Nessas narrativas históricas sobre a paternidade de Jesus há, contudo, uma incorreção de nomenclatura, porque seu pai biológico foi um comandante romano chamado Kreolus (7) (e não Pandera ou Panthera), a quem Maria conheceu antes de se unir a José. O nome “Pantheras”, de fato, era bastante comum entre os soldados romanos, mas nesse caso o erro adveio provavelmente da expressão grego-hebraica ben-parthenou – “filho da virgem”, utilizada mais tarde pelos cristãos em relação a Jesus.

A imaculada concepção de Jesus foi uma concepção realizada dentro do mais puro amor, protegida por este como que numa redoma de pureza. Uma concepção que não se originou de mero instinto, na qual, portanto, não aderiu nenhuma mácula, caracterizando-a realmente como imaculada. O corpo terreno de Jesus só poderia ser concebido como fruto do mais puro e profundo amor entre duas pessoas, como foi o ocorrido entre Maria e Kreolus. O amor puro tinha de ser a base sobre a qual poderia se encarnar uma parte do Amor de Deus. Esse tipo de amor, porém, praticamente não existe mais na Terra.

Sem contar os desregramentos sexuais a que tanta gente se entrega em nossos dias, o próprio ato de geração decorre quase sempre apenas do instinto inferior, onde o amor ou algum resquício dele desempenha um papel secundário ou terciário, quando não desempenha papel nenhum. Deveria ser o contrário. Isso é mais um sinal da profundidade da decadência humana, pois só mesmo quem não tem mais nada de valor dentro de si pode direcionar sua vida apenas na busca de prazeres sensuais e paixões. Unicamente aquele que consegue ascender espiritualmente adquire a força necessária para deixar de lado essas e tantas outras coisas baixas, como aconteceu com o próprio Paulo e seus conhecidos: “Também nós antigamente éramos escravos de toda sorte de paixões e de prazeres” (Tt3:3).

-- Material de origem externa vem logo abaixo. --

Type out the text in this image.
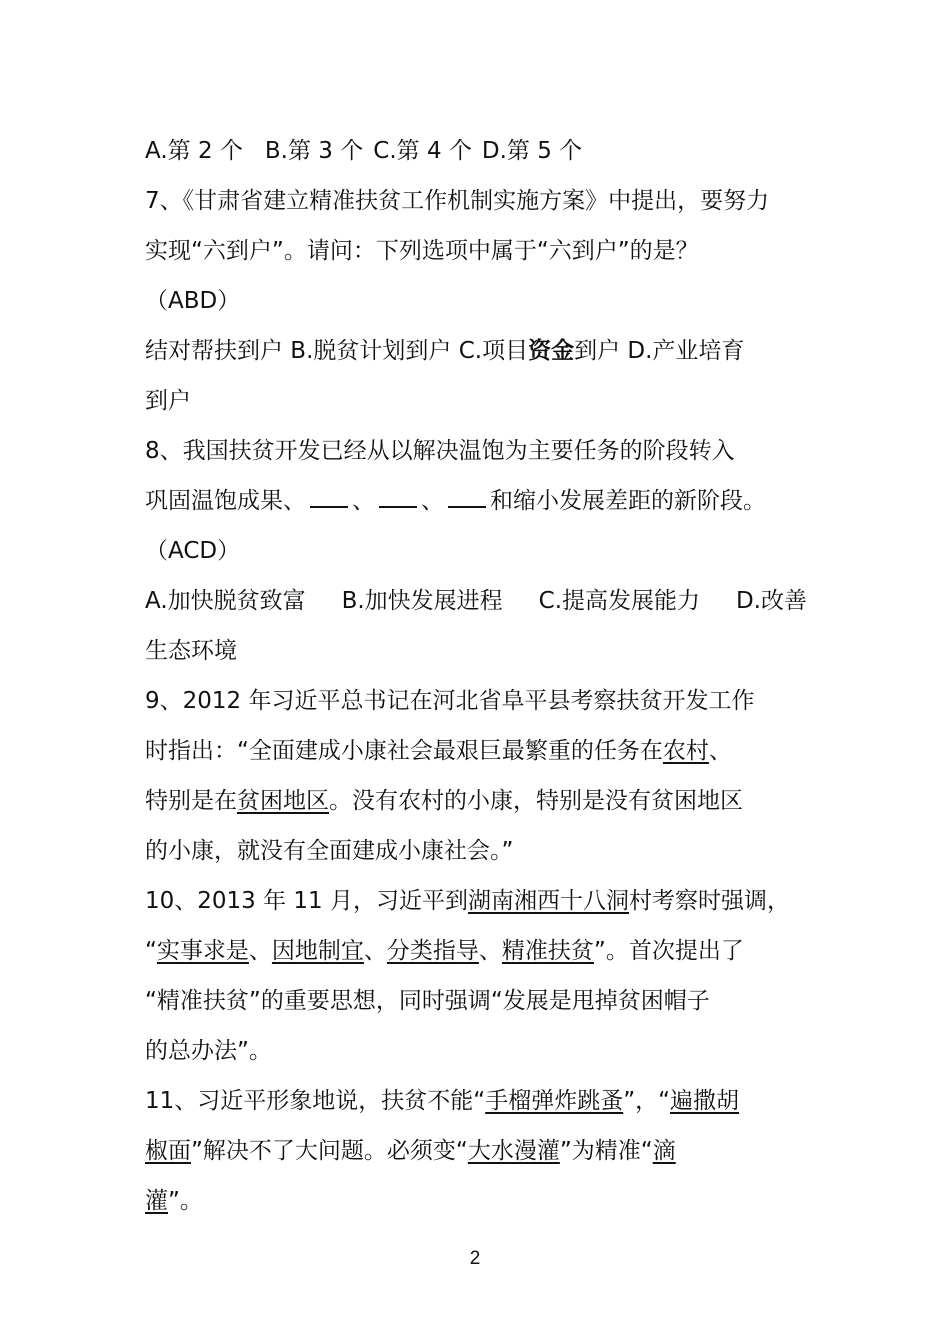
A.第 2 个 B.第 3 个 C.第 4 个 D.第 5 个
7、《甘肃省建立精准扶贫工作机制实施方案》中提出，要努力
实现“六到户”。请问：下列选项中属于“六到户”的是？
（ABD）
结对帮扶到户 B.脱贫计划到户 C.项目资金到户 D.产业培育
到户
8、我国扶贫开发已经从以解决温饱为主要任务的阶段转入
巩固温饱成果、 、 、 和缩小发展差距的新阶段。
（ACD）
A.加快脱贫致富 B.加快发展进程 C.提高发展能力 D.改善
生态环境
9、2012 年习近平总书记在河北省阜平县考察扶贫开发工作
时指出：“全面建成小康社会最艰巨最繁重的任务在农村、
特别是在贫困地区。没有农村的小康，特别是没有贫困地区
的小康，就没有全面建成小康社会。”
10、2013 年 11 月，习近平到湖南湘西十八洞村考察时强调，
“实事求是、因地制宜、分类指导、精准扶贫”。首次提出了
“精准扶贫”的重要思想，同时强调“发展是甩掉贫困帽子
的总办法”。
11、习近平形象地说，扶贫不能“手榴弹炸跳蚤”，“遍撒胡
椒面”解决不了大问题。必须变“大水漫灌”为精准“滴
灌”。
2
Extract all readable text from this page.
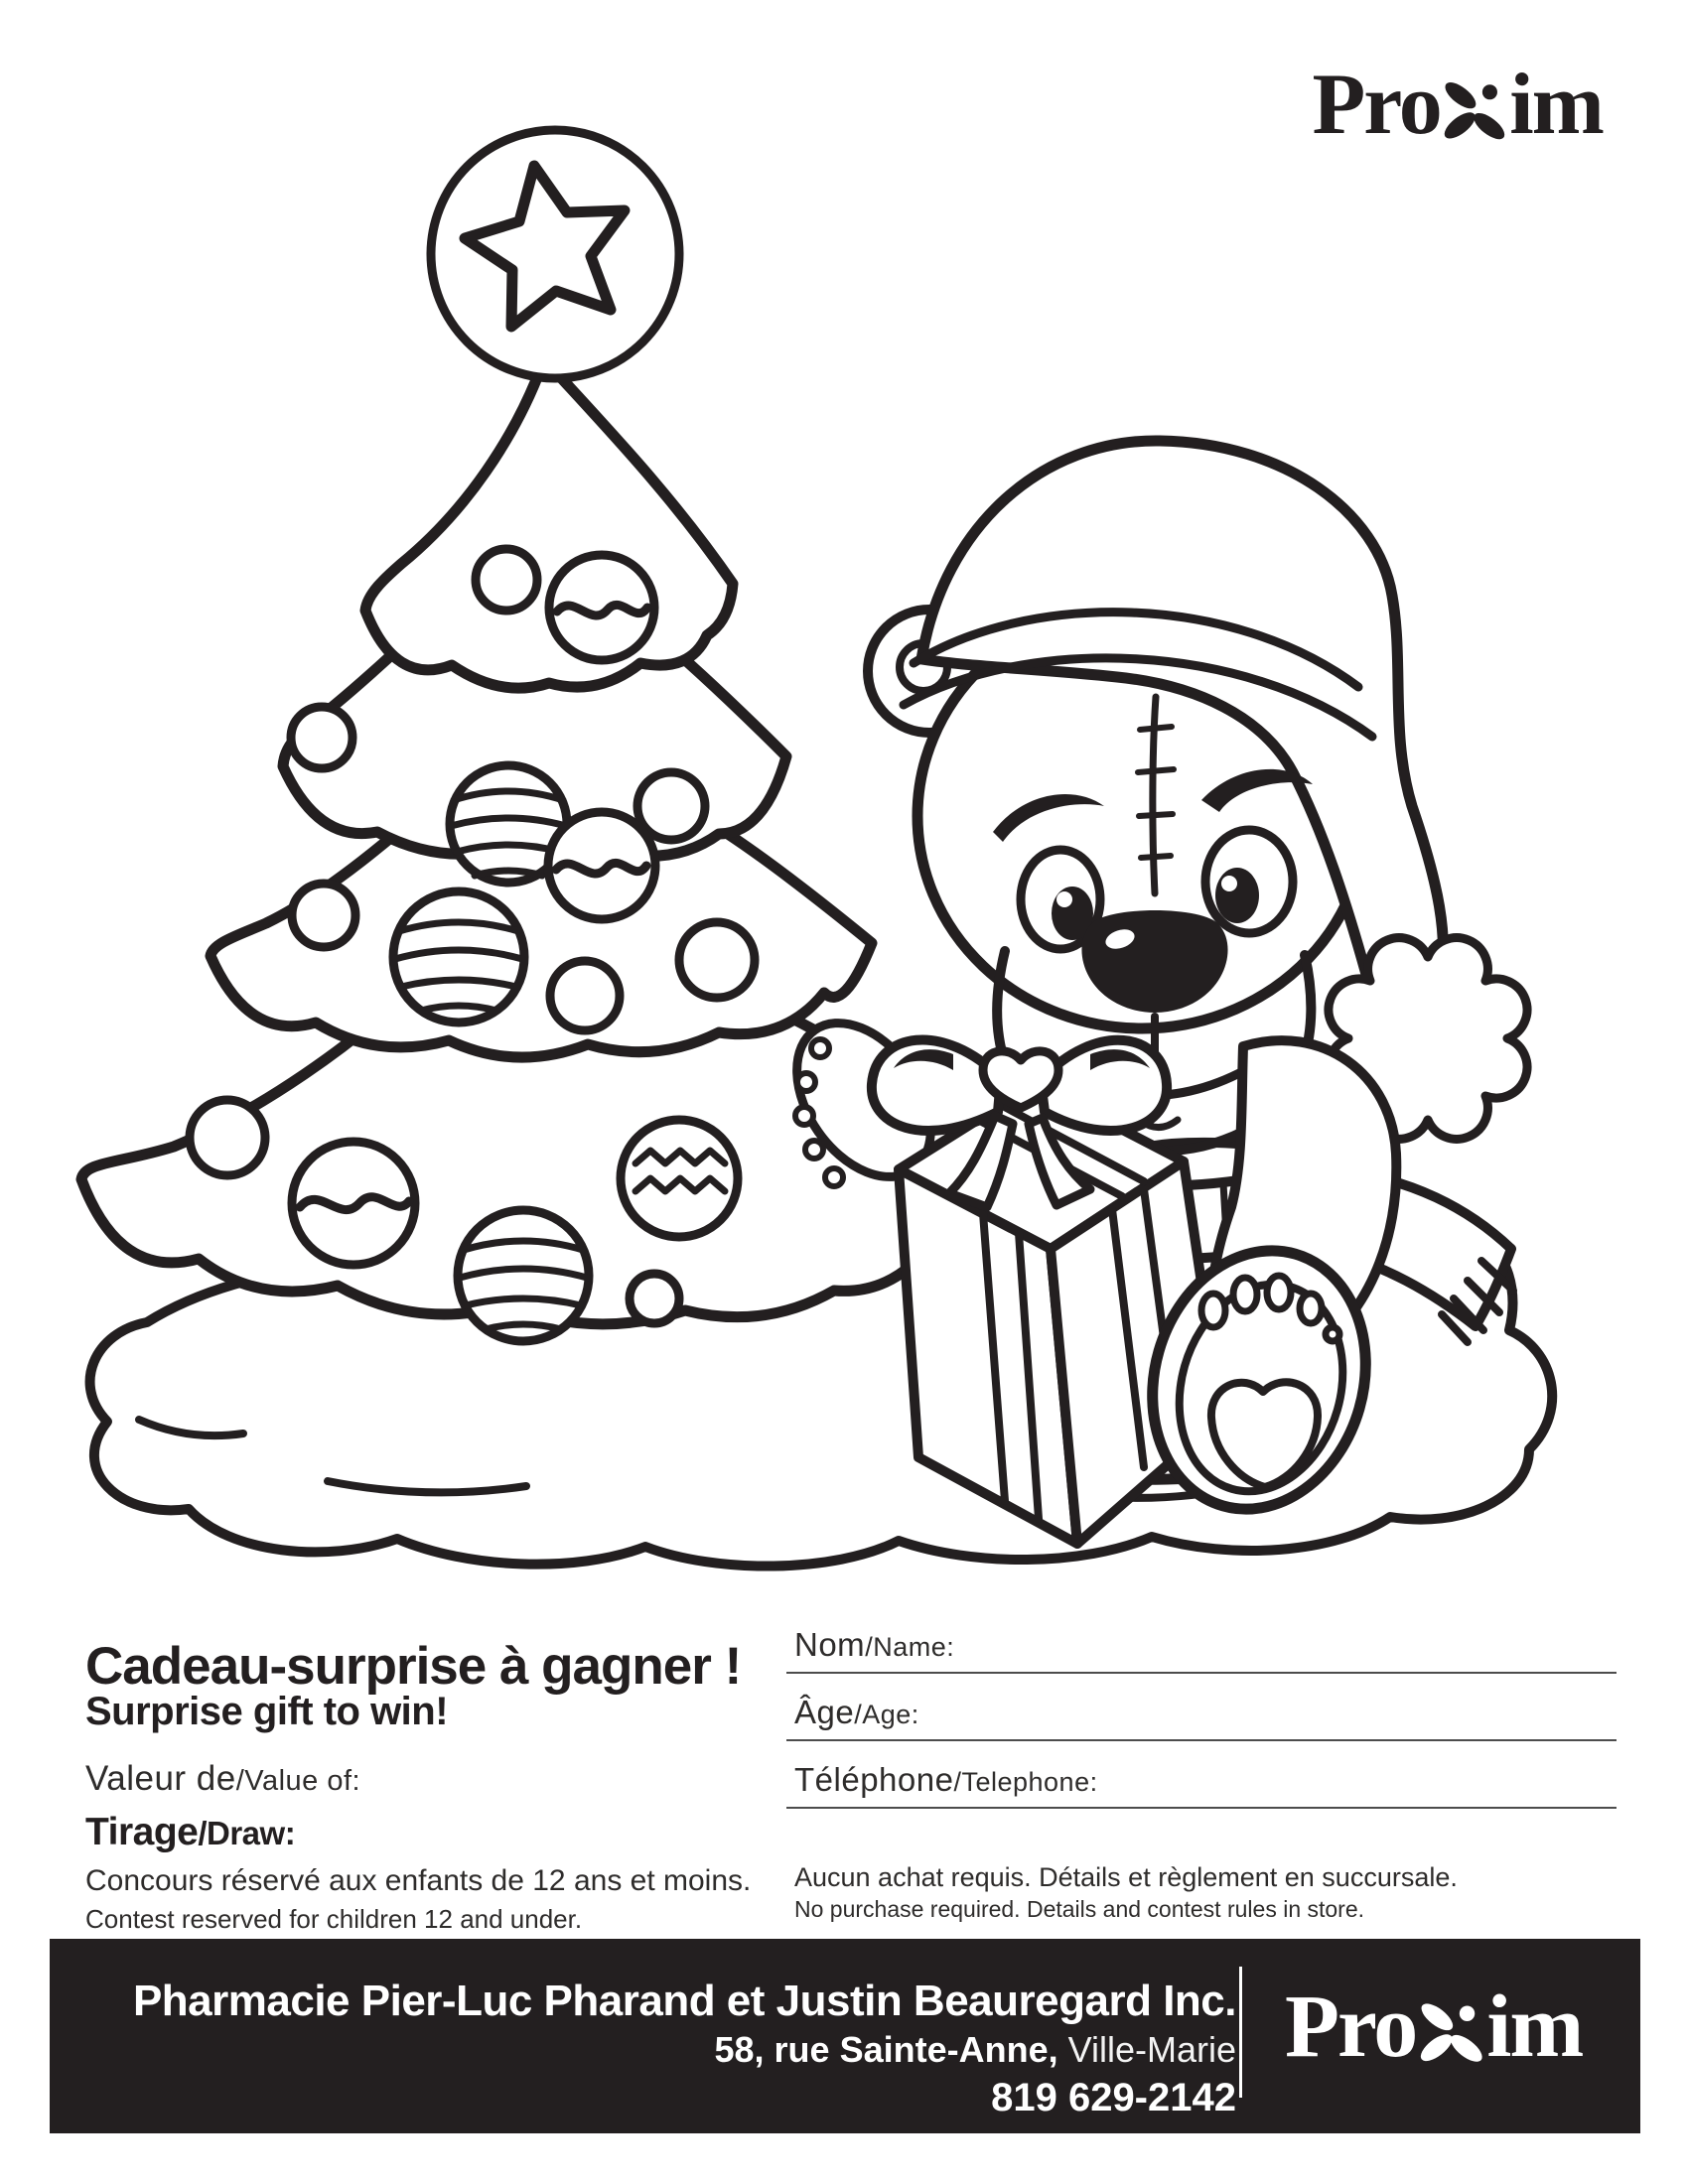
Pro im
Cadeau-surprise à gagner !
Surprise gift to win!
Valeur de/Value of:
Tirage/Draw:
Concours réservé aux enfants de 12 ans et moins.
Contest reserved for children 12 and under.
Nom/Name:
Âge/Age:
Téléphone/Telephone:
Aucun achat requis. Détails et règlement en succursale.
No purchase required. Details and contest rules in store.
Pharmacie Pier-Luc Pharand et Justin Beauregard Inc.
58, rue Sainte-Anne, Ville-Marie
819 629-2142
Pro im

Voltando à paternidade de Jesus, vemos num texto apócrifo que o casal Maria e José compareceu a um tribunal religioso porque Maria havia engravidado sem ainda estar coabitando com José. Na realidade, não se tratou de um tribunal propriamente, mas sim de uma declaração pessoal de paternidade feita por José, sozinho, junto ao superior do Templo, de modo a garantir a primogenitura de Jesus, com todos os direitos a isso ligados.

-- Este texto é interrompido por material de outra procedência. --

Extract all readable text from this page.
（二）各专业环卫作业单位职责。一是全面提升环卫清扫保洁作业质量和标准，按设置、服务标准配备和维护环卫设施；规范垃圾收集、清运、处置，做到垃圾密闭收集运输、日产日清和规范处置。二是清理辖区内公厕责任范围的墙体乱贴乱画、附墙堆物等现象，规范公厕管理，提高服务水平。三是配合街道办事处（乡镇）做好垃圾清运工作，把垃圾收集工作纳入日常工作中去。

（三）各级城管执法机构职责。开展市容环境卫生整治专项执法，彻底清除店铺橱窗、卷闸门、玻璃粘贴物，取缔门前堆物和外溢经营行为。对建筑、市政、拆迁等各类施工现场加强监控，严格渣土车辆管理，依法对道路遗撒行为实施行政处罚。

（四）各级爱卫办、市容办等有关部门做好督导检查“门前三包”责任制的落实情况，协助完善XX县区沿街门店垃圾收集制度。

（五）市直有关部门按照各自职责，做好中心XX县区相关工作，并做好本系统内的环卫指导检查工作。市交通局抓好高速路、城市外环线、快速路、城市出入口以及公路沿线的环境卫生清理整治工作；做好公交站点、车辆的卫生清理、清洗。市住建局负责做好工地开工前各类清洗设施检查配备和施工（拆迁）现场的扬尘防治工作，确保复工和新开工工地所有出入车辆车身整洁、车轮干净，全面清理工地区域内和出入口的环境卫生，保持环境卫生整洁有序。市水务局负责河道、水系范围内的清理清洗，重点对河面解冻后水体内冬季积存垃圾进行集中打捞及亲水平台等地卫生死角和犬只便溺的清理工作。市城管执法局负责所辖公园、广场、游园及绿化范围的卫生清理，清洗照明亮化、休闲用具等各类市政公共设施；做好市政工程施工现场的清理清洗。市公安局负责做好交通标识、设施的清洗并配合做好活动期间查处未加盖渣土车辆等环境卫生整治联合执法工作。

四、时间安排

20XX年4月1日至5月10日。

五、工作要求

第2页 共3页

José foi, sem dúvida nenhuma, o pai de fato de Jesus, visto sempre ter sido seu melhor amigo terreno. Ao contrário de Maria, ele nunca o importunou com errôneos conceitos familiares, e por essa razão também não colocou em seu caminho nenhum empecilho para o cumprimento de sua missão. Quando Jesus deu início ao seu ministério José já havia morrido, de modo que nessa época ele não podia mais contar com as longas conversas que tinha com seu pai adotivo, de que tanto gostava e que lhe foram tão úteis na juventude. Em Maria, o rígido e deletério conceito de família estava muito arraigado, de modo que, mesmo sem querer, acabou dificultando a missão do Filho de Deus na Terra. O Evangelho de Marcos, por exemplo, informa que ela (respeitosamente sem citar seu nome), juntamente com seus outros filhos, acharam até que Jesus “estava ficando louco e quiseram detê-lo” (cf. Mc3:21), logo depois de este ter convocado os doze apóstolos.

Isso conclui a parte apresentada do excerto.